Но эта отгадка (данная зрителю) несомненно имеет полуфиктивный характер. Эта фиктивность подчерки­вается тавтологически-самоописательным характером загадки объединения всех трех интертекстов (она решается тем, что все три «цитированных» текста — загадки). Вопрос о реальном статусе Кейна остается без ответа хотя бы потому, что он занимает место и персонажа и автора, имеющего сведения о форме описывающего его самого текста. Дискурс о нем ста­новится его собственным дискурсом.

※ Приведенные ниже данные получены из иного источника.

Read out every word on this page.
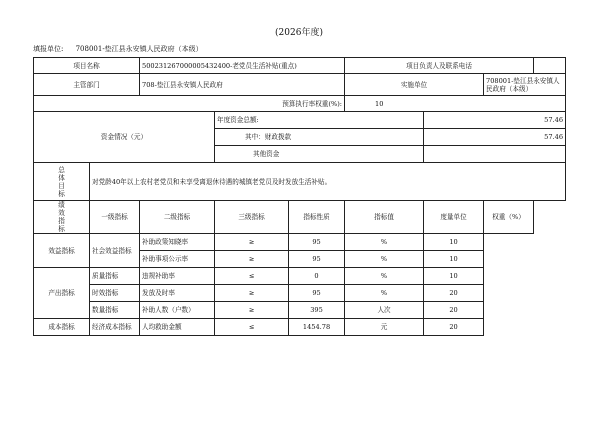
(2026年度)
填报单位: 708001-垫江县永安镇人民政府（本级）
项目名称		500231267000005432400-老党员生活补贴(重点)			项目负责人及联系电话			
主管部门		708-垫江县永安镇人民政府			实施单位		708001-垫江县永安镇人民政府（本级）	
预算执行率权重(%):					10			
资金情况（元）			年度资金总额:			57.46		
			其中：财政拨款			57.46		
			其他资金					
总体目标	对党龄40年以上农村老党员和未享受离退休待遇的城镇老党员及时发放生活补贴。							
绩效指标	一级指标	二级指标	三级指标	指标性质	指标值	度量单位	权重（%）	
效益指标	社会效益指标	补助政策知晓率	≥	95	%	10		
		补助事项公示率	≥	95	%	10		
产出指标	质量指标	违规补助率	≤	0	%	10		
	时效指标	发放及时率	≥	95	%	20		
	数量指标	补助人数（户数）	≥	395	人次	20		
成本指标	经济成本指标	人均救助金额	≤	1454.78	元	20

У загадки Кейна нет разгадки. Энигматический литературный подтекст служит иной цели. Он разру­шает ясность модальности повествования и создает структуру, позволяющую соскальзывать с диегетического уровня (уровня повествования) на дискурсивный уровень (уровень организации формы рассказа). Любопытно, что в аналогичном ключе использовал тот же «Кубла Хан» Борхес в эссе «Сон Кольриджа» (Борхес, 1984:202—205). Связь между этими двумя уровнями создается литературным подтекстом, той загадкой соотношения интертекстов, которая задается автором в лице Кейна и подтверждается герменевти­ческим соревнованием зрителей и персонажей (Том-сон, Роулстон). В этой борьбе за смысл, казалось бы, выигрывает получающий ответ зритель. Ведь именно он видит в финальном эпизоде фильма санки с разгад­кой. Но все же подлинная победа, как ни странно, остается за персонажами, которые в конце концов понимают, что подлинной разгадки нет.
Как видим, структура интертекстуальных связей в значительной мере ответственна в фильме Уэллса за блуждание смыслов, которые так и не реализуются в унитарном, финальном смысле текста. Взаимная
90
деструкция смыслов создает ту бездонную семантичес­кую воронку, которая характерна для «геральдичес­ких конструкций» и подменяет финальный смысл самим процессом его поисков. Интертекст конститу­ирует смысл как работу по его отысканию. И в этом его фундаментальное значение в смыслопорождающем механизме фильма. Сама процедура соскальзы­вания с диегетического уровня на дискурсивный, выяв­ленная нами на примере «Гражданина Кейна», имеет в этой работе существенное значение. Когда Дэвид Грей в «Вампире» слышит отсутствующий в фонограмме крик ребенка, то, по существу, он слышит тот крик, который раздается не в его истории, а в эпосе Верги­лия. Неожиданным образом изнутри своей истории он, так же, как и Кейн, проницает интертекст, в который включен рассказывающий о нем фильм. Таким обра­зом, Грей слышит (знает) то, что ведомо только Дрейеру. Персонаж занимает место «автора». Этот сдвиг не может быть понят, нормализован, он обязательно порождает ту тайну, которая не может быть разреше­на. Таким образом, интертекстуальность, разрешая некоторые противоречия текста, одновременно соз­дает иные — по существу неразрешимые противоре­чия. Интертекст функционирует как разрешение одних (разрешимых) противоречий в процессе созда­ния иных — неразрешимых. Понимание, таким обра­зом, сопровождается возникновением тайны. В этой перспективе смысл может описываться как понима­ние в ауре тайны. Сама эта формулировка показы­вает, как далеко теория интертекста уводит нас от оснований классической семиотики, позволяя нам хотя бы издали прикоснуться к тому невыразимому, зага­дочному, таинственному, что издавна составляет пре­лесть всякого искусства.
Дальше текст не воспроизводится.